中国のトラック業界をとりあげていた。
国内に高速道路網がはりめぐらされてから、
中国の物流は、いまや完全にトラックが主役になっている。
番組は、中国でいちばんおおきな貨物トラック集積場である
「成都公路港」をひとつの典型的な例として、
中国トラック業界の「いま」を紹介している。
トラックがあれば とりあえず仕事につけるので、
いまや中国全土で3000万人が
トラックド運転手としてはたらいているという。
成都には、いちにちに1万人の運転手が
仕事をもとめてあつまってくる。
彼らのおおくが個人経営の事業者だ。
これからは、おおきな運送会社が
スマートに物流をしきっていくのだろうが、
いまはまだおおくの個人事業者が 仕事をうけおっている。
すこしでもいい値段で荷物をはこぼうと、
集積所は個人のトラック事業者や仲介業者でごったがえしている。
彼らのおおくは、はげしい価格競争にさらされ、
満足に仕事にありつけない日もある。
トラック運輸の仕事は、以前ほど
もうかる仕事では なくなっている。
「成都公路港」から、3台のトラックが出発する。
1台は、運送の仕事をはじめてまだ3ヶ月の男性とその家族。
1台は、父親と、ふたりのむすこによるチーム。
もう1台は、トラック運転手歴25年のベテランと、
その相棒によるコンビ。
いきさきは1000キロ以上はなれている場合がおおい。
取材班は3台のトラックにカメラをもちこみ、
ドライバーたちの仕事ぶりが紹介される。
経験のあるドライバーが いい仕事にありつきやすいとはいえ、
高速料金や燃料代は、日本とあまりかわらない。
経験のとぼしい男性がうけおった仕事は、
必要経費をさしひくと、赤字になってしまった。
ねる時間をおしんで運転する運転手たち。
ゆっくりからだをのばせないようなくらしをつづけ、
彼らの健康は大丈夫なのだろうか。
トラック運送がもうかる時代には、
月に50万円のうりあげがあり、家をたてたりもできた。
いまはもう、この業界のさきゆきは
そうあかるくはなさそうだ。
お父さんの仕事をつぎたいか、と、
トラック運転手の息子にたずねると、
いかにも一人っ子政策の申し子みたいな
ひよわそうな男の子(中学生くらいか)が、
「ぼくは車酔いするので、トラックにはのりたくないな。
学校にもいかなくちゃならないし」
とこたえていた。

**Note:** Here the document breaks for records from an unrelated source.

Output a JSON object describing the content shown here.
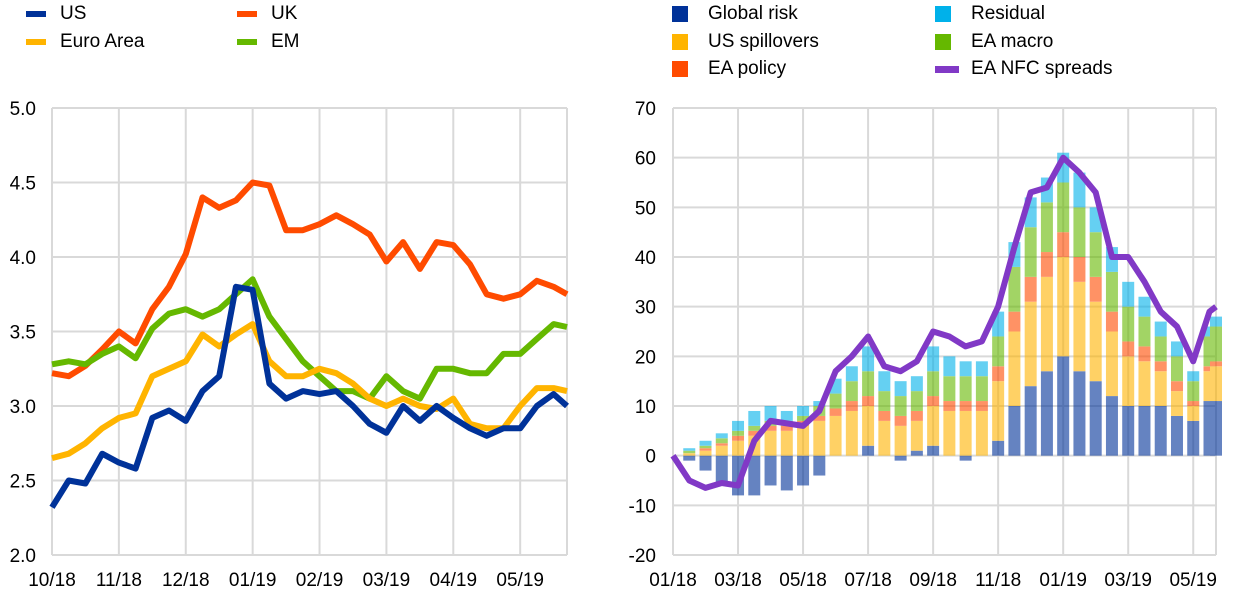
{
  "chart_data": [
    {
      "type": "line",
      "title": "",
      "xlabel": "",
      "ylabel": "",
      "ylim": [
        2.0,
        5.0
      ],
      "yticks": [
        "2.0",
        "2.5",
        "3.0",
        "3.5",
        "4.0",
        "4.5",
        "5.0"
      ],
      "xticks": [
        "10/18",
        "11/18",
        "12/18",
        "01/19",
        "02/19",
        "03/19",
        "04/19",
        "05/19"
      ],
      "xlim_months": [
        0,
        7.7
      ],
      "grid": true,
      "legend_placement": "top",
      "x": [
        0,
        0.25,
        0.5,
        0.75,
        1,
        1.25,
        1.5,
        1.75,
        2,
        2.25,
        2.5,
        2.75,
        3,
        3.25,
        3.5,
        3.75,
        4,
        4.25,
        4.5,
        4.75,
        5,
        5.25,
        5.5,
        5.75,
        6,
        6.25,
        6.5,
        6.75,
        7,
        7.25,
        7.5,
        7.7
      ],
      "series": [
        {
          "name": "US",
          "color": "#003299",
          "values": [
            2.32,
            2.5,
            2.48,
            2.68,
            2.62,
            2.58,
            2.92,
            2.97,
            2.9,
            3.1,
            3.2,
            3.8,
            3.78,
            3.15,
            3.05,
            3.1,
            3.08,
            3.1,
            3.0,
            2.88,
            2.82,
            3.0,
            2.9,
            3.0,
            2.92,
            2.85,
            2.8,
            2.85,
            2.85,
            3.0,
            3.08,
            3.0
          ]
        },
        {
          "name": "UK",
          "color": "#FF4B00",
          "values": [
            3.22,
            3.2,
            3.27,
            3.38,
            3.5,
            3.42,
            3.65,
            3.8,
            4.02,
            4.4,
            4.33,
            4.38,
            4.5,
            4.48,
            4.18,
            4.18,
            4.22,
            4.28,
            4.22,
            4.15,
            3.97,
            4.1,
            3.92,
            4.1,
            4.08,
            3.95,
            3.75,
            3.72,
            3.75,
            3.84,
            3.8,
            3.75
          ]
        },
        {
          "name": "Euro Area",
          "color": "#FFB400",
          "values": [
            2.65,
            2.68,
            2.75,
            2.85,
            2.92,
            2.95,
            3.2,
            3.25,
            3.3,
            3.48,
            3.4,
            3.48,
            3.55,
            3.3,
            3.2,
            3.2,
            3.25,
            3.22,
            3.15,
            3.05,
            3.0,
            3.05,
            3.0,
            2.98,
            3.05,
            2.88,
            2.85,
            2.85,
            3.0,
            3.12,
            3.12,
            3.1
          ]
        },
        {
          "name": "EM",
          "color": "#65B800",
          "values": [
            3.28,
            3.3,
            3.28,
            3.35,
            3.4,
            3.32,
            3.52,
            3.62,
            3.65,
            3.6,
            3.65,
            3.75,
            3.85,
            3.6,
            3.45,
            3.3,
            3.2,
            3.1,
            3.1,
            3.05,
            3.2,
            3.1,
            3.05,
            3.25,
            3.25,
            3.22,
            3.22,
            3.35,
            3.35,
            3.45,
            3.55,
            3.53
          ]
        }
      ]
    },
    {
      "type": "bar",
      "stacked": true,
      "title": "",
      "xlabel": "",
      "ylabel": "",
      "ylim": [
        -20,
        70
      ],
      "yticks": [
        "-20",
        "-10",
        "0",
        "10",
        "20",
        "30",
        "40",
        "50",
        "60",
        "70"
      ],
      "xticks": [
        "01/18",
        "03/18",
        "05/18",
        "07/18",
        "09/18",
        "11/18",
        "01/19",
        "03/19",
        "05/19"
      ],
      "xlim_months": [
        0,
        16.7
      ],
      "grid": true,
      "legend_placement": "top",
      "x": [
        0,
        0.5,
        1,
        1.5,
        2,
        2.5,
        3,
        3.5,
        4,
        4.5,
        5,
        5.5,
        6,
        6.5,
        7,
        7.5,
        8,
        8.5,
        9,
        9.5,
        10,
        10.5,
        11,
        11.5,
        12,
        12.5,
        13,
        13.5,
        14,
        14.5,
        15,
        15.5,
        16,
        16.5,
        16.7
      ],
      "series": [
        {
          "name": "Global risk",
          "color": "#003299",
          "values": [
            0,
            -1,
            -3,
            -6,
            -8,
            -8,
            -6,
            -7,
            -6,
            -4,
            0,
            0,
            2,
            0,
            -1,
            1,
            2,
            0,
            -1,
            0,
            3,
            10,
            14,
            17,
            20,
            17,
            15,
            12,
            10,
            10,
            10,
            8,
            7,
            11,
            11
          ]
        },
        {
          "name": "US spillovers",
          "color": "#FFB400",
          "values": [
            0,
            0.5,
            1,
            2,
            3,
            4,
            5,
            5,
            6,
            7,
            8,
            9,
            8,
            7,
            6,
            6,
            8,
            9,
            9,
            9,
            12,
            15,
            17,
            19,
            20,
            18,
            16,
            13,
            10,
            9,
            7,
            5,
            3,
            6,
            7
          ]
        },
        {
          "name": "EA policy",
          "color": "#FF4B00",
          "values": [
            0,
            0,
            0.5,
            0.5,
            1,
            1,
            1,
            1,
            1,
            1,
            1.5,
            2,
            2,
            2,
            2,
            2,
            2,
            2,
            2,
            2,
            3,
            4,
            5,
            5,
            5,
            5,
            5,
            4,
            3,
            3,
            2,
            2,
            1,
            1,
            1
          ]
        },
        {
          "name": "EA macro",
          "color": "#65B800",
          "values": [
            0,
            0.5,
            0.5,
            1,
            1,
            1,
            1,
            1,
            1,
            2,
            3,
            4,
            5,
            4,
            4,
            4,
            5,
            5,
            5,
            5,
            6,
            9,
            10,
            10,
            10,
            10,
            9,
            8,
            7,
            6,
            5,
            5,
            4,
            6,
            7
          ]
        },
        {
          "name": "Residual",
          "color": "#00B1EA",
          "values": [
            0,
            0.5,
            1,
            1,
            2,
            3,
            3,
            2,
            2,
            1,
            3,
            3,
            5,
            4,
            3,
            3,
            5,
            4,
            3,
            3,
            5,
            5,
            6,
            5,
            6,
            7,
            5,
            5,
            5,
            4,
            3,
            3,
            2,
            2,
            2
          ]
        }
      ],
      "line": {
        "name": "EA NFC spreads",
        "color": "#8139C6",
        "values": [
          0,
          -5,
          -6.5,
          -5.5,
          -6,
          3,
          7,
          6.5,
          6,
          9,
          17,
          20,
          24,
          18,
          17,
          19,
          25,
          24,
          22,
          23,
          30,
          42,
          53,
          54,
          60,
          57,
          53,
          40,
          40,
          35,
          29,
          26,
          19,
          29,
          30
        ]
      }
    }
  ],
  "legend_left": [
    {
      "label": "US",
      "color": "#003299"
    },
    {
      "label": "UK",
      "color": "#FF4B00"
    },
    {
      "label": "Euro Area",
      "color": "#FFB400"
    },
    {
      "label": "EM",
      "color": "#65B800"
    }
  ],
  "legend_right": [
    {
      "label": "Global risk",
      "color": "#003299"
    },
    {
      "label": "Residual",
      "color": "#00B1EA"
    },
    {
      "label": "US spillovers",
      "color": "#FFB400"
    },
    {
      "label": "EA macro",
      "color": "#65B800"
    },
    {
      "label": "EA policy",
      "color": "#FF4B00"
    },
    {
      "label": "EA NFC spreads",
      "color": "#8139C6"
    }
  ]
}
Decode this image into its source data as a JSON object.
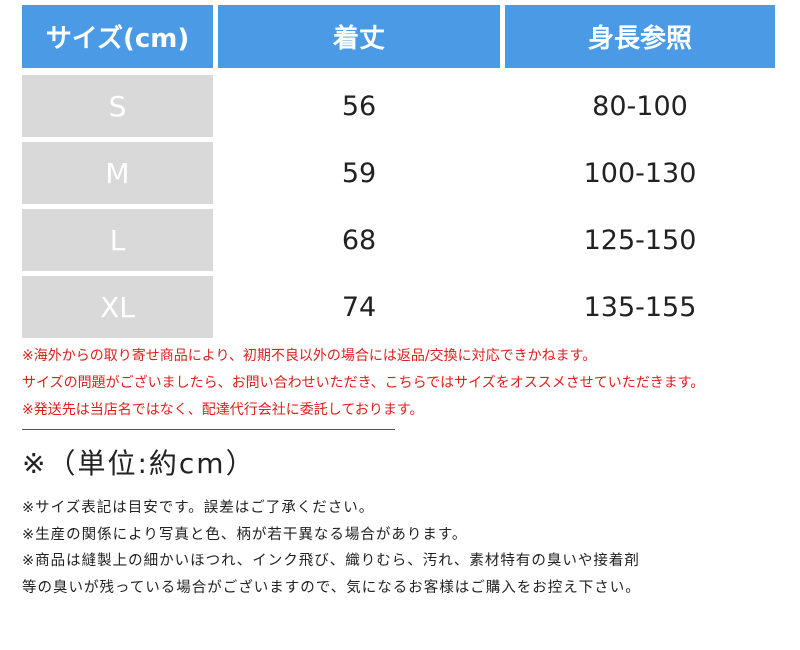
{
  "table": {
    "header": [
      "サイズ(cm)",
      "着丈",
      "身長参照"
    ],
    "rows": [
      [
        "S",
        "56",
        "80-100"
      ],
      [
        "M",
        "59",
        "100-130"
      ],
      [
        "L",
        "68",
        "125-150"
      ],
      [
        "XL",
        "74",
        "135-155"
      ]
    ]
  },
  "warnings": [
    "※海外からの取り寄せ商品により、初期不良以外の場合には返品/交換に対応できかねます。",
    "サイズの問題がございましたら、お問い合わせいただき、こちらではサイズをオススメさせていただきます。",
    "※発送先は当店名ではなく、配達代行会社に委託しております。"
  ],
  "unit": "※（単位:約cm）",
  "notes": [
    "※サイズ表記は目安です。誤差はご了承ください。",
    "※生産の関係により写真と色、柄が若干異なる場合があります。",
    "※商品は縫製上の細かいほつれ、インク飛び、織りむら、汚れ、素材特有の臭いや接着剤",
    "等の臭いが残っている場合がございますので、気になるお客様はご購入をお控え下さい。"
  ]
}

IT業界へすすみたいのだという。
過酷な状況のもと、25年もトラック運転手をつとめてきた父親に、
あのような子がそだったのが印象にのこる。
巨大すぎる人口は、なにをするにもコントロールがむつかしい。
国の政策がかわれば おおくのトラック運転手は
仕事にあぶれるだろう。
仕事はおさきまっくらで、家ではグニャグニャしたむすこが
ふやけたことをいう。
トラック業界の変動というよりも、
中国社会の変化をまのあたりにする番組だった。